"Regressámos". Israel reabre colonato na Cisjordânia e desafia críticas internacionais

"Regressámos". Israel reabre colonato na Cisjordânia e desafia críticas internacionais

A reabertura do colonato de Kadim surge numa altura em que vários países, incluindo Portugal, condenaram a ocupação ilegal da Cisjordânia por Israel.

Joana Raposo Santos - RTP / Adicionar como fonte informativa
Foto: Ammar Awad - Reuters

O colonato de Kadim, na Cisjordânia, estava vazio há duas décadas, altura em que foi evacuado por um anterior Governo israelita. Agora que foi reaberto, 30 “famílias pioneiras” de Telavive vão ocupá-lo. À luz do direito internacional, todos os colonatos israelitas são ilegais.

“Vinte e um anos após o crime da expulsão do norte de Samaria, (…) regressámos ao colonato de Kadim”, afirmou o ministro israelita das Finanças, Bezalel Smotrich, utilizando o termo bíblico para designar o norte da Cisjordânia.

Ao seu lado na cerimónia de inauguração estavam o ministro da Justiça de Israel, o presidente do Parlamento israelita e o presidente do Conselho Regional de Colonos, que prometeu que estes um dia regressariam também a Gaza.

O colonato de Kadim, situado numa pequena encosta nos arredores da cidade palestiniana de Jenin, foi evacuado em 2005 pelo Governo israelita da altura, no âmbito de um plano de retirada unilateral que também levou à saída dos colonos e soldados de Gaza e ao desmantelamento de três outros colonatos no norte da Cisjordânia.

Na altura, os quatro colonatos foram considerados demasiado isolados e a sua proteção demasiado dispendiosa, além de possuírem pouco valor estratégico.

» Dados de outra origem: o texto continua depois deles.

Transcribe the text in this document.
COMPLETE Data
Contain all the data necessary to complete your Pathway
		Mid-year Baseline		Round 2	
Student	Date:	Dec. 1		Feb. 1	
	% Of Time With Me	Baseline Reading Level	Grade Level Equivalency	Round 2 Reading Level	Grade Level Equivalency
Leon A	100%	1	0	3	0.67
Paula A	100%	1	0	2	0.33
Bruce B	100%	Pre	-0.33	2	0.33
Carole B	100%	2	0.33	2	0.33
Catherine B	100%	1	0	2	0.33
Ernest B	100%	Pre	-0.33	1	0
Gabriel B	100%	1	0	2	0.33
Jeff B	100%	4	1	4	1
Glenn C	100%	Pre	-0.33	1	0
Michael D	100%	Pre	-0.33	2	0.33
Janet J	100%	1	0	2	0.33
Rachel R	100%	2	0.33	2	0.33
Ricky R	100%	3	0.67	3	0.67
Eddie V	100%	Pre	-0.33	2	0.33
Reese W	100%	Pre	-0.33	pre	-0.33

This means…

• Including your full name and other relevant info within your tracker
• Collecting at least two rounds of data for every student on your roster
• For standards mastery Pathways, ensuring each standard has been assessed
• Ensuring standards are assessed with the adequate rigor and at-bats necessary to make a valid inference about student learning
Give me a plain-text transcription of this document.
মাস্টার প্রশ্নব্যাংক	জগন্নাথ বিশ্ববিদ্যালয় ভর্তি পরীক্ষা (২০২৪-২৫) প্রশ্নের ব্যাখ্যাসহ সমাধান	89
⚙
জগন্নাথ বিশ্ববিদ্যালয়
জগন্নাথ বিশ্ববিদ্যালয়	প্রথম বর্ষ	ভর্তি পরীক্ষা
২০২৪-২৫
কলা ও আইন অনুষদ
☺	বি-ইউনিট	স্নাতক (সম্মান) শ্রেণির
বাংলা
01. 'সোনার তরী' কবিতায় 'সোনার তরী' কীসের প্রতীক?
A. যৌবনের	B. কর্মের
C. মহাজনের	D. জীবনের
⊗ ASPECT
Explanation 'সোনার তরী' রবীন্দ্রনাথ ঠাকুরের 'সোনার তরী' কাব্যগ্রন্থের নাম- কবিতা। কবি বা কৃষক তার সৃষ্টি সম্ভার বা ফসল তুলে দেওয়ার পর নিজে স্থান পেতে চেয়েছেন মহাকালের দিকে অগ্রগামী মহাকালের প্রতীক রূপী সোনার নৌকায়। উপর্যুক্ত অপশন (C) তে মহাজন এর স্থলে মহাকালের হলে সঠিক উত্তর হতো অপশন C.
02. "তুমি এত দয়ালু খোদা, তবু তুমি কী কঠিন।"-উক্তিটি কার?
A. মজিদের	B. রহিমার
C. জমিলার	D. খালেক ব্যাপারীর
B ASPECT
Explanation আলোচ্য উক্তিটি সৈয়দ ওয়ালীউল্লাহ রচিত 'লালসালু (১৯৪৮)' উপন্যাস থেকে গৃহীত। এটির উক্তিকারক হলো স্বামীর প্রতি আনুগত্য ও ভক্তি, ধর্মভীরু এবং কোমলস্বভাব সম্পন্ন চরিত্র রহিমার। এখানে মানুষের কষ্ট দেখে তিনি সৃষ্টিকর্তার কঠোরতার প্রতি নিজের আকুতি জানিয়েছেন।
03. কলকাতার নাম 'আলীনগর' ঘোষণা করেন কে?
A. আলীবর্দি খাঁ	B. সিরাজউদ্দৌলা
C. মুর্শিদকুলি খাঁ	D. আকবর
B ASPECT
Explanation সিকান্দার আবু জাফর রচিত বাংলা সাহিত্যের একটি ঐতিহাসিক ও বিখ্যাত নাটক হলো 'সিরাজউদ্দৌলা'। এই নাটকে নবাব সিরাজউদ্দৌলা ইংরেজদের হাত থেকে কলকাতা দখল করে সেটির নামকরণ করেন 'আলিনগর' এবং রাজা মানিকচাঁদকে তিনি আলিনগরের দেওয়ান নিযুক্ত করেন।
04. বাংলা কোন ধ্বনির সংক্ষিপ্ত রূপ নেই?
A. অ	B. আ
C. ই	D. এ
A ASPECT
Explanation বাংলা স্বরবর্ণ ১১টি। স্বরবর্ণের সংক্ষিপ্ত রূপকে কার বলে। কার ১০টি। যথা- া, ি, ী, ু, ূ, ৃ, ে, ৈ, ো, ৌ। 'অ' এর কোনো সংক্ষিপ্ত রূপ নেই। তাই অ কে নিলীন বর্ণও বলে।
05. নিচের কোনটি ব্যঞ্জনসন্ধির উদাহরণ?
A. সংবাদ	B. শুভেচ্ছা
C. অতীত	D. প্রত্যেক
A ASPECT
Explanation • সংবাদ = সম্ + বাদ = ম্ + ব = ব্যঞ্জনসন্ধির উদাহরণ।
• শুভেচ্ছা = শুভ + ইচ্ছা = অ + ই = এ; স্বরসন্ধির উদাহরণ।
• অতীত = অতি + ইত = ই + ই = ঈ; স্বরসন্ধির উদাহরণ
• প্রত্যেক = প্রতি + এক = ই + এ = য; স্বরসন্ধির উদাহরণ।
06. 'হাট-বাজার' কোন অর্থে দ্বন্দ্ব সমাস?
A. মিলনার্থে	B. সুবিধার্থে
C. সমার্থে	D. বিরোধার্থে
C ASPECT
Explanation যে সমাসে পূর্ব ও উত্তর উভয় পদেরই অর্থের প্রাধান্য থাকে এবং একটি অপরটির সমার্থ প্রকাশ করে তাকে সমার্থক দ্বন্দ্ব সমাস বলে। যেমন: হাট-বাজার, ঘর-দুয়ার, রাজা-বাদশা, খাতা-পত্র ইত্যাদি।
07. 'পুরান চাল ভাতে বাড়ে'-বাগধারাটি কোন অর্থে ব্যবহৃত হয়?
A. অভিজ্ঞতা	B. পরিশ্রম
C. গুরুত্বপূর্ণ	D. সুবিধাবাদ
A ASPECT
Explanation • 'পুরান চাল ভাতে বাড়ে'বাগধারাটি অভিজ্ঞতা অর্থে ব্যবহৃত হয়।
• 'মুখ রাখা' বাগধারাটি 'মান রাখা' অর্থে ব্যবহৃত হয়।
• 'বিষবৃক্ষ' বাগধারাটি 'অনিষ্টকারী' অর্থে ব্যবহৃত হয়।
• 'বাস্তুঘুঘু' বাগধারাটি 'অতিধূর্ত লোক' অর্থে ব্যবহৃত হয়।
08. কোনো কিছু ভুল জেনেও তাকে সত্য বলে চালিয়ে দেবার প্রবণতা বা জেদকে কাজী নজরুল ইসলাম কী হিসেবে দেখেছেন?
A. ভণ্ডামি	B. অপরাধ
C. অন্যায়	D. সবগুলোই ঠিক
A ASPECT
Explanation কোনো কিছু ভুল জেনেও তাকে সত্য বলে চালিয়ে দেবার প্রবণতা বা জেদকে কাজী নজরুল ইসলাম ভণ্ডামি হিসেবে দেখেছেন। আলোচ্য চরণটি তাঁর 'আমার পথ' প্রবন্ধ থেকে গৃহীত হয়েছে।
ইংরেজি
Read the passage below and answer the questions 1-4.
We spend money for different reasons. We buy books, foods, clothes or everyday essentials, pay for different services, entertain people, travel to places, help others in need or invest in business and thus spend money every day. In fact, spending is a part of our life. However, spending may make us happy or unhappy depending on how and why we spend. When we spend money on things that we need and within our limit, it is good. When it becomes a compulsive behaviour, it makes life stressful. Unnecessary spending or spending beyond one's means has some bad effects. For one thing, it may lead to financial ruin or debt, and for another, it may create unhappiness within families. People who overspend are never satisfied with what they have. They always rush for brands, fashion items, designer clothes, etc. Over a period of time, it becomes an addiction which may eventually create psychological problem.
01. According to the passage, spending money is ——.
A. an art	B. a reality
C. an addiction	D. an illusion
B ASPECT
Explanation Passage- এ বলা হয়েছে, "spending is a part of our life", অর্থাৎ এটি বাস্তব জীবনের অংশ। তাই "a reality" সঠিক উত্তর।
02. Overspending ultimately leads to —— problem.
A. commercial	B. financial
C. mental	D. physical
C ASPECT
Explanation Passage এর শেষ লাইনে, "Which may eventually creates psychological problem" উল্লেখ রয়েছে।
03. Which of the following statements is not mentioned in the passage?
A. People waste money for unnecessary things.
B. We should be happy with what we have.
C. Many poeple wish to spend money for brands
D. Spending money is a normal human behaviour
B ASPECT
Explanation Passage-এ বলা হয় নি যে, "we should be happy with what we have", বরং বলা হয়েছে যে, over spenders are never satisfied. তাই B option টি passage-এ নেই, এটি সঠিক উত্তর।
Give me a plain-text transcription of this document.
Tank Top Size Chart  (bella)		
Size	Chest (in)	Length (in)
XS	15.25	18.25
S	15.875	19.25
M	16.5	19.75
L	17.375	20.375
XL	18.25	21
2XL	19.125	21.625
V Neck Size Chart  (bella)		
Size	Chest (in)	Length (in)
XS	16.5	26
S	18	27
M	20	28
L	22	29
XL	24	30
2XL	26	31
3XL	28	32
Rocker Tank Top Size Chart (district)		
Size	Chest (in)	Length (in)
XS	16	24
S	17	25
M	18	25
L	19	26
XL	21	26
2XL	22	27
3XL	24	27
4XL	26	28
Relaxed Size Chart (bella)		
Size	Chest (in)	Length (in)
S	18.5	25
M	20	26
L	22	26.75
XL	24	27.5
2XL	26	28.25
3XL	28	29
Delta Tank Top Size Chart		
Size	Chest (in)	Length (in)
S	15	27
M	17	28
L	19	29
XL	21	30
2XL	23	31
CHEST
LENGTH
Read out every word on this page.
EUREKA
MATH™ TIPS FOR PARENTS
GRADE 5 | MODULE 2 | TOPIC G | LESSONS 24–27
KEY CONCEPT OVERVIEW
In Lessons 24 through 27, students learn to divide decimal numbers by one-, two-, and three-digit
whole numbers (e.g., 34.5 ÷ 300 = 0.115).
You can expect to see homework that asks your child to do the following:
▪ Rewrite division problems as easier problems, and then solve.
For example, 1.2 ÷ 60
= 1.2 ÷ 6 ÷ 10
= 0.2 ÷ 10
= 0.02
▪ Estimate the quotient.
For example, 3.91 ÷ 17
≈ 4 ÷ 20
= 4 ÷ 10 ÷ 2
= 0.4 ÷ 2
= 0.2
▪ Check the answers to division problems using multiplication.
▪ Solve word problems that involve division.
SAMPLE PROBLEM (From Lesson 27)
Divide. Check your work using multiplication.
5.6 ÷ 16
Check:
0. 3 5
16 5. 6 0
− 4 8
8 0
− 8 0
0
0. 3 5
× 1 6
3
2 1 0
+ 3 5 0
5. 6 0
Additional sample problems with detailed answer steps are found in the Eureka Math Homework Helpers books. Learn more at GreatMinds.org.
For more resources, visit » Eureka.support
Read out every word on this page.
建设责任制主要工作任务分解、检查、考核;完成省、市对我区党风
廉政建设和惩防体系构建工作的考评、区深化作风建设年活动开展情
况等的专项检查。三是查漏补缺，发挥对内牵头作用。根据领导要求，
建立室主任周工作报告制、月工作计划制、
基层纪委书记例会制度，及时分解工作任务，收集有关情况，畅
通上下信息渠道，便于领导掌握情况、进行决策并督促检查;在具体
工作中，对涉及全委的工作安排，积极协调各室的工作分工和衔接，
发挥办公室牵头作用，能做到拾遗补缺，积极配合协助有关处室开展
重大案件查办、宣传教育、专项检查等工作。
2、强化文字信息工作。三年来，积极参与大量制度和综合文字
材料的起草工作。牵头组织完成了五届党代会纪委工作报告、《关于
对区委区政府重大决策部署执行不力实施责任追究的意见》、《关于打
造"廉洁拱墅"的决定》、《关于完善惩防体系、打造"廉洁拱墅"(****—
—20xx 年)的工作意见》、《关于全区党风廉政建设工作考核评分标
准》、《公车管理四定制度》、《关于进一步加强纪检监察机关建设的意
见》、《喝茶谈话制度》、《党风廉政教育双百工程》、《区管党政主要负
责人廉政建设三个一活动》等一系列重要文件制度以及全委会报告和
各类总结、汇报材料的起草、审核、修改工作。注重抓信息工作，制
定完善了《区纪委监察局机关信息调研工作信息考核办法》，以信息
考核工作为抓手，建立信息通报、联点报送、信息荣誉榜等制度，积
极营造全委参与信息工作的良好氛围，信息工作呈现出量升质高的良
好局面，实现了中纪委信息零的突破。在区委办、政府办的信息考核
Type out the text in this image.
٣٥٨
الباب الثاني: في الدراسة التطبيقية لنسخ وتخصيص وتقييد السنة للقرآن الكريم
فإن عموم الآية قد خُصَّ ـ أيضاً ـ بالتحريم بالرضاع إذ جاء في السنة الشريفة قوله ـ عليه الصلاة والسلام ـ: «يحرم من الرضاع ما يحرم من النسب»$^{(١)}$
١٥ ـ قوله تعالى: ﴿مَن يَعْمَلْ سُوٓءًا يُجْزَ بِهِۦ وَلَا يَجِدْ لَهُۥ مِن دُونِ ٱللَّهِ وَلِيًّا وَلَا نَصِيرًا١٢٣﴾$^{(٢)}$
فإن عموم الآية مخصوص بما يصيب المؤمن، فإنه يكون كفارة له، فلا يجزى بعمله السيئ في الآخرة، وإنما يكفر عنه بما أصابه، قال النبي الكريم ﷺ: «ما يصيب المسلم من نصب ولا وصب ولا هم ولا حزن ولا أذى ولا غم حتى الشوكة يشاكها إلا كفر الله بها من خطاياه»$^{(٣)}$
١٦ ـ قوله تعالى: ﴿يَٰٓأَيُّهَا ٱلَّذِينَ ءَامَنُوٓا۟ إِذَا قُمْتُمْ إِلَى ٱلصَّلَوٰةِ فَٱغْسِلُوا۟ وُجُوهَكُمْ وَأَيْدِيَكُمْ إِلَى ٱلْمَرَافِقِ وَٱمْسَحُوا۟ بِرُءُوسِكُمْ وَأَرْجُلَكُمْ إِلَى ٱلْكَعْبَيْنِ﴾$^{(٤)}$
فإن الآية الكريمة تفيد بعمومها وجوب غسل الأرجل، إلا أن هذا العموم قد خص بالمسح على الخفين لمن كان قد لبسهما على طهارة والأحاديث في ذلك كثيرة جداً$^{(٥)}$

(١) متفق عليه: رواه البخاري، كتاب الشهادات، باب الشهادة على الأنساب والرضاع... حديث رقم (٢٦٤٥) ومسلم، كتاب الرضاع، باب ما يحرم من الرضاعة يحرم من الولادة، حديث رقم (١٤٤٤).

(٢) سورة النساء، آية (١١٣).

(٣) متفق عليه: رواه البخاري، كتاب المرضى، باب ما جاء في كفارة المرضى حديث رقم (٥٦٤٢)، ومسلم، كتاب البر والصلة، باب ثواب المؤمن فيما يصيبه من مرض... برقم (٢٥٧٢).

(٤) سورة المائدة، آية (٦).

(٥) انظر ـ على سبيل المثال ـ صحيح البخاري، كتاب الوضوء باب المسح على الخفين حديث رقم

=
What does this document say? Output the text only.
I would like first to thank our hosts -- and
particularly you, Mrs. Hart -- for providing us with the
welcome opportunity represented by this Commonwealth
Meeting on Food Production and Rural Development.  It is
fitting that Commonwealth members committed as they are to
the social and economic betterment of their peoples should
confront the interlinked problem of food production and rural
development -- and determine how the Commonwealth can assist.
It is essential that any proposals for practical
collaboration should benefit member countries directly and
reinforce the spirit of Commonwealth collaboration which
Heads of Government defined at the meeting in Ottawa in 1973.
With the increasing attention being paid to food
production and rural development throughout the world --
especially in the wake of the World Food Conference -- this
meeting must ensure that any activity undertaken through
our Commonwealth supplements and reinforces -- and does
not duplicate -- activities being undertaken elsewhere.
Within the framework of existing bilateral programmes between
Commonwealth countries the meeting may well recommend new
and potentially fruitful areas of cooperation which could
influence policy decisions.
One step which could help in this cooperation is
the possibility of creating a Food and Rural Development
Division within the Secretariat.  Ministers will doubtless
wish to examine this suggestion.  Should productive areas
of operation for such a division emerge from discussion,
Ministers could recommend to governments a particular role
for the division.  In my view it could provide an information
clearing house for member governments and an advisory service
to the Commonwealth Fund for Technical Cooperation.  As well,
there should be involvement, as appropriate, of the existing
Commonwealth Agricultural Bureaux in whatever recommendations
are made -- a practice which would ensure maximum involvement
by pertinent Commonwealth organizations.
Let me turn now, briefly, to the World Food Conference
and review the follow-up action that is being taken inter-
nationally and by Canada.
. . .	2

Um agricultor palestiniano disse à BBC lembrar-se da construção de Kadim quando era criança e explicou que os colonos foram expulsos pelo Governo israelita ao fim de 20 anos.

“Naquele tempo, os colonos viviam ao nosso lado e coexistíamos pacificamente. Eles viviam as suas vidas e nós vivíamos as nossas”, recordou, dizendo sentir-se receoso com a chegada das novas famílias.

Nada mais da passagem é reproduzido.